“Thad told me this many years ago and it got to me when he said it. He probably doesn't even remember saying it to me. He just said:
Whenever you play, imagine that it's the very last chance or opportunity you'll ever have.
So just that thought is enough incentive to at least not be wishy-washy or do something insignificant. At least it will bring out whatever honesty is in you to be applied to your instrument at that time. hat's the only philosophy I know - just to do the very best you can at all times.”
“When I start, I keep the structure and melody and content of the tune in my mind and work up abstractions or obbligatos on it. I count the choruses as I go along, and sometimes I'm able to decide in advance what the pattern of a whole chorus will be, but more often five or six patterns will flash simultaneously across my mind, which gives me a choice, especially if get hung up, and I've had some granddaddies of hang-ups. If you don't panic, you can switch to another pattern.

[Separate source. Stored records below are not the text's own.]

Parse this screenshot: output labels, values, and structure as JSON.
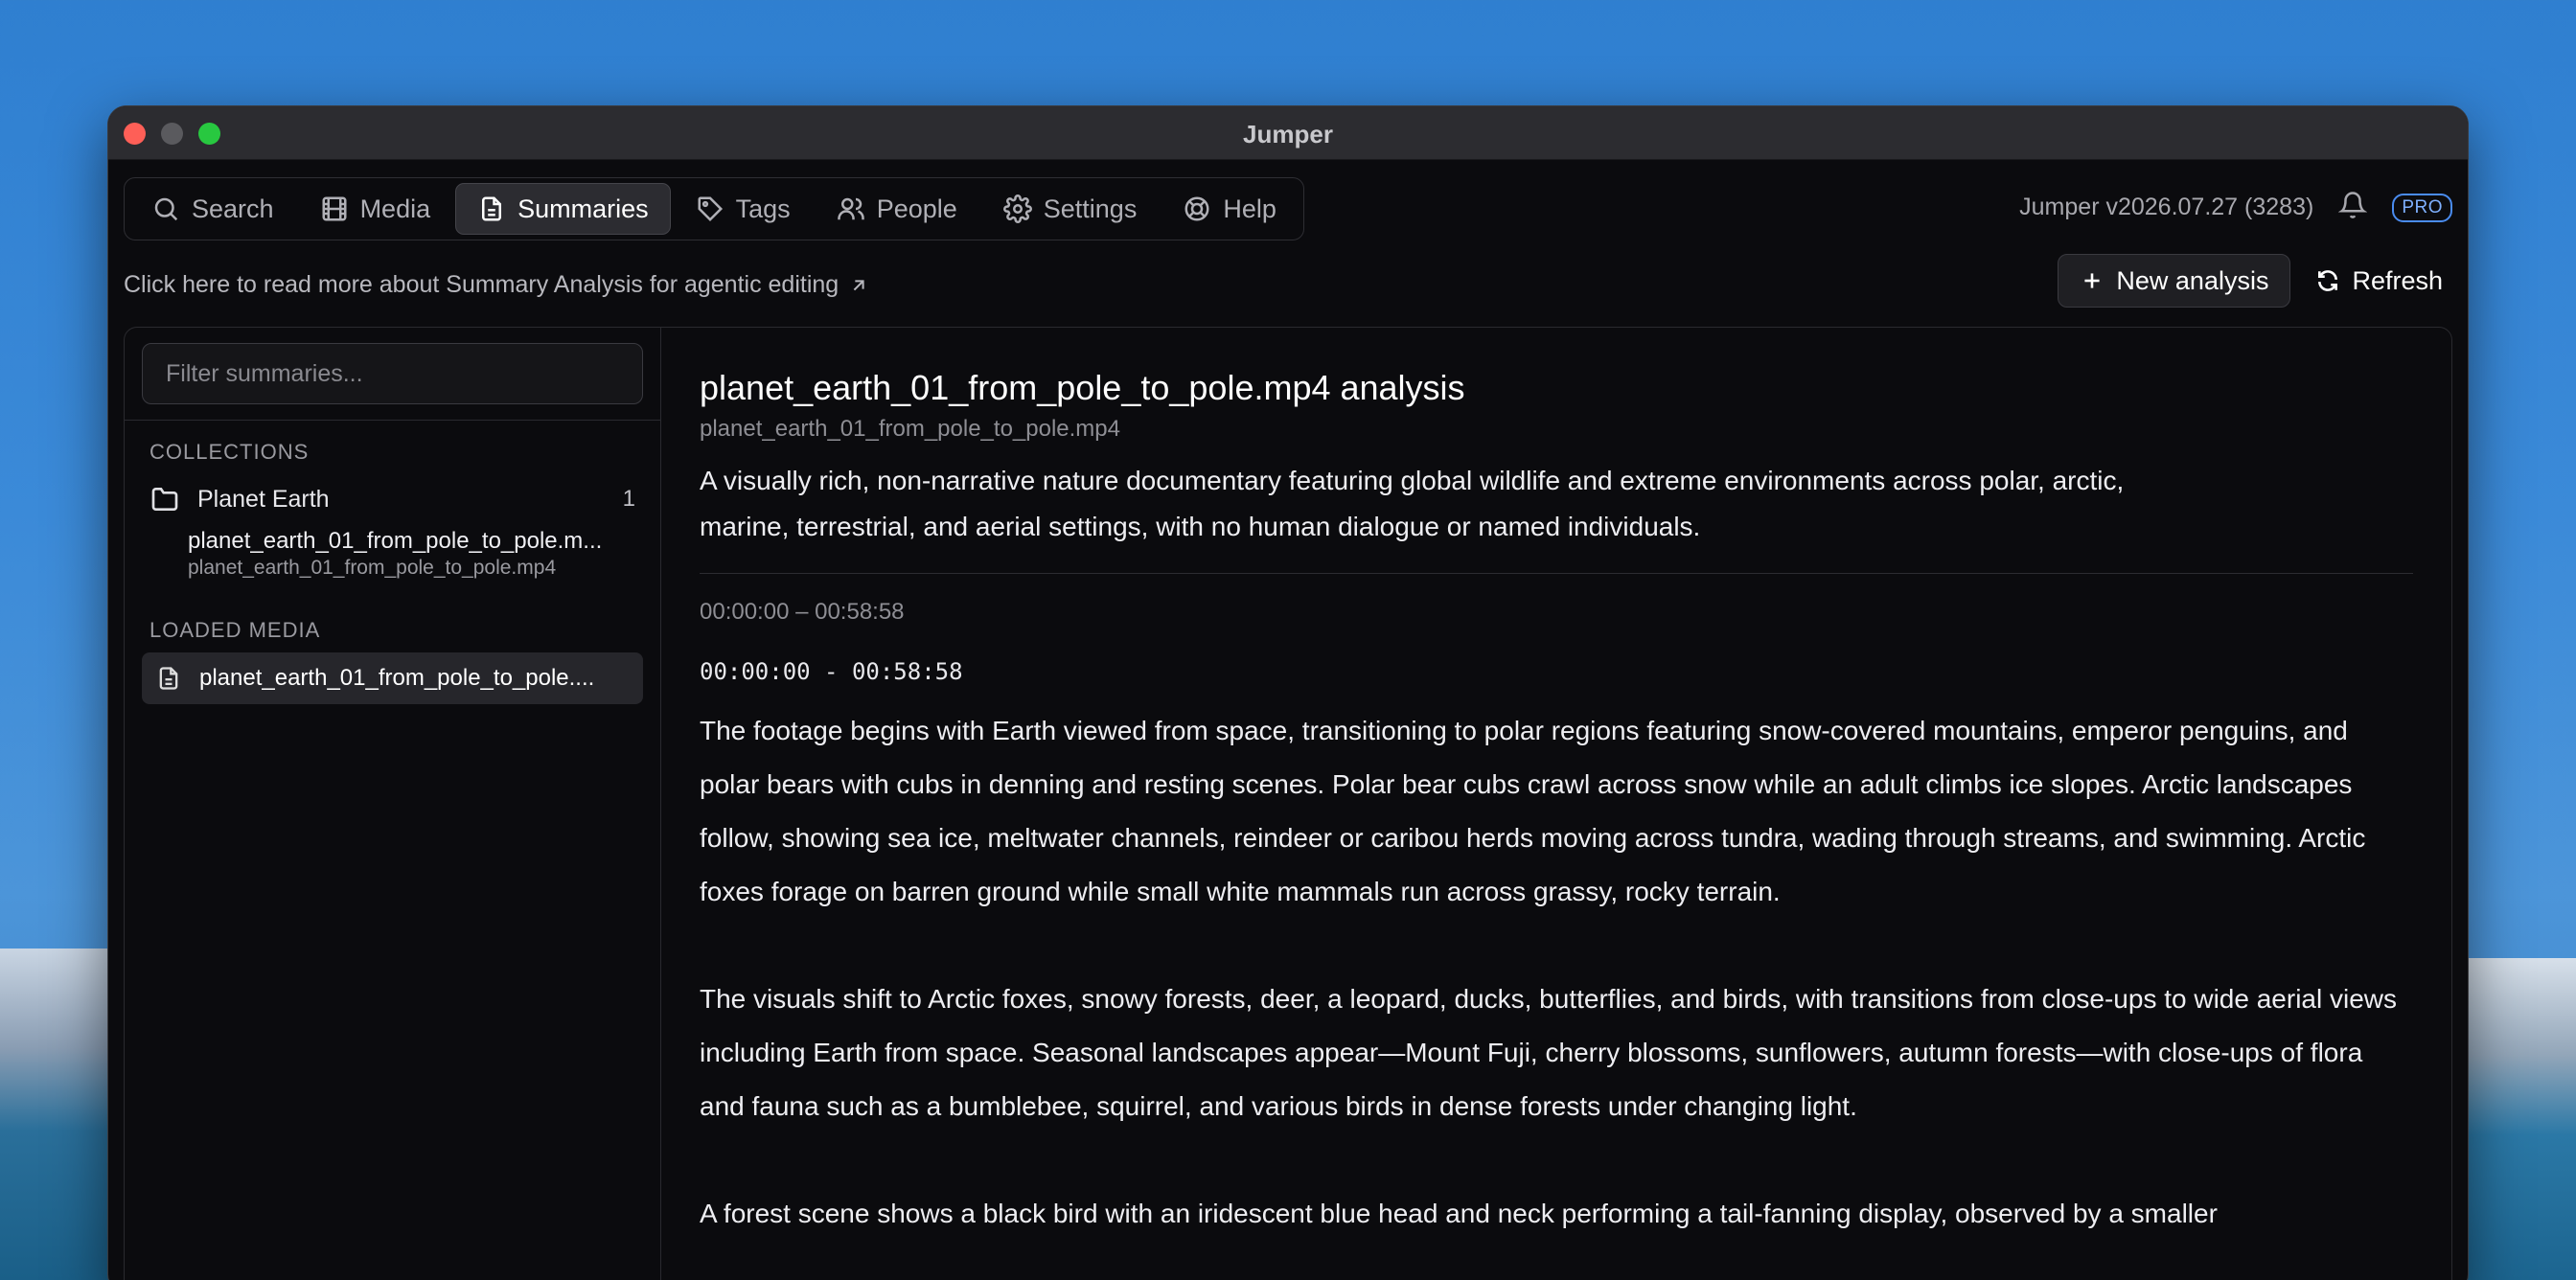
{
  "window": {
    "title": "Jumper"
  },
  "nav": {
    "tabs": [
      {
        "label": "Search",
        "icon": "search-icon"
      },
      {
        "label": "Media",
        "icon": "film-icon"
      },
      {
        "label": "Summaries",
        "icon": "document-icon",
        "active": true
      },
      {
        "label": "Tags",
        "icon": "tag-icon"
      },
      {
        "label": "People",
        "icon": "people-icon"
      },
      {
        "label": "Settings",
        "icon": "gear-icon"
      },
      {
        "label": "Help",
        "icon": "lifebuoy-icon"
      }
    ]
  },
  "header": {
    "version": "Jumper v2026.07.27 (3283)",
    "badge": "PRO"
  },
  "infobar": {
    "link_text": "Click here to read more about Summary Analysis for agentic editing",
    "new_analysis": "New analysis",
    "refresh": "Refresh"
  },
  "sidebar": {
    "filter_placeholder": "Filter summaries...",
    "collections_label": "COLLECTIONS",
    "collection": {
      "name": "Planet Earth",
      "count": "1",
      "item_name": "planet_earth_01_from_pole_to_pole.m...",
      "item_sub": "planet_earth_01_from_pole_to_pole.mp4"
    },
    "loaded_label": "LOADED MEDIA",
    "loaded_item": "planet_earth_01_from_pole_to_pole...."
  },
  "main": {
    "title": "planet_earth_01_from_pole_to_pole.mp4 analysis",
    "filename": "planet_earth_01_from_pole_to_pole.mp4",
    "description": "A visually rich, non-narrative nature documentary featuring global wildlife and extreme environments across polar, arctic, marine, terrestrial, and aerial settings, with no human dialogue or named individuals.",
    "range": "00:00:00 – 00:58:58",
    "range_mono": "00:00:00 - 00:58:58",
    "paragraphs": [
      "The footage begins with Earth viewed from space, transitioning to polar regions featuring snow-covered mountains, emperor penguins, and polar bears with cubs in denning and resting scenes. Polar bear cubs crawl across snow while an adult climbs ice slopes. Arctic landscapes follow, showing sea ice, meltwater channels, reindeer or caribou herds moving across tundra, wading through streams, and swimming. Arctic foxes forage on barren ground while small white mammals run across grassy, rocky terrain.",
      "The visuals shift to Arctic foxes, snowy forests, deer, a leopard, ducks, butterflies, and birds, with transitions from close-ups to wide aerial views including Earth from space. Seasonal landscapes appear—Mount Fuji, cherry blossoms, sunflowers, autumn forests—with close-ups of flora and fauna such as a bumblebee, squirrel, and various birds in dense forests under changing light.",
      "A forest scene shows a black bird with an iridescent blue head and neck performing a tail-fanning display, observed by a smaller"
    ]
  }
}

I can see forms and shapes in my mind when I solo, just as a painter can see forms and shapes when he starts a painting. And I can see different colors. My cymbals will be one color and my snare another color and my tom toms each a different color. I mix these colors up, making constant movement. Drums suggest movement, a conscious, constant shifting of sounds and levels of sound. My drumming can shade from a whisper to a thunder.
I'm not conscious of the length of my solos, which I've been told have run up to half an hour. When you develop a certain pattern, you stay with it until it's finished. It's just like you start out in the evening to walk to Central Park and back. Well, there are a lot of directions you can take - one set of streets going up, then in a certain entrance and out another entrance and back on a different set of streets. You come back and maybe take a hot bath and have some dinner and read and go to bed. You haven't been somewhere to lose yourself, but to go and come back and finish your walk.”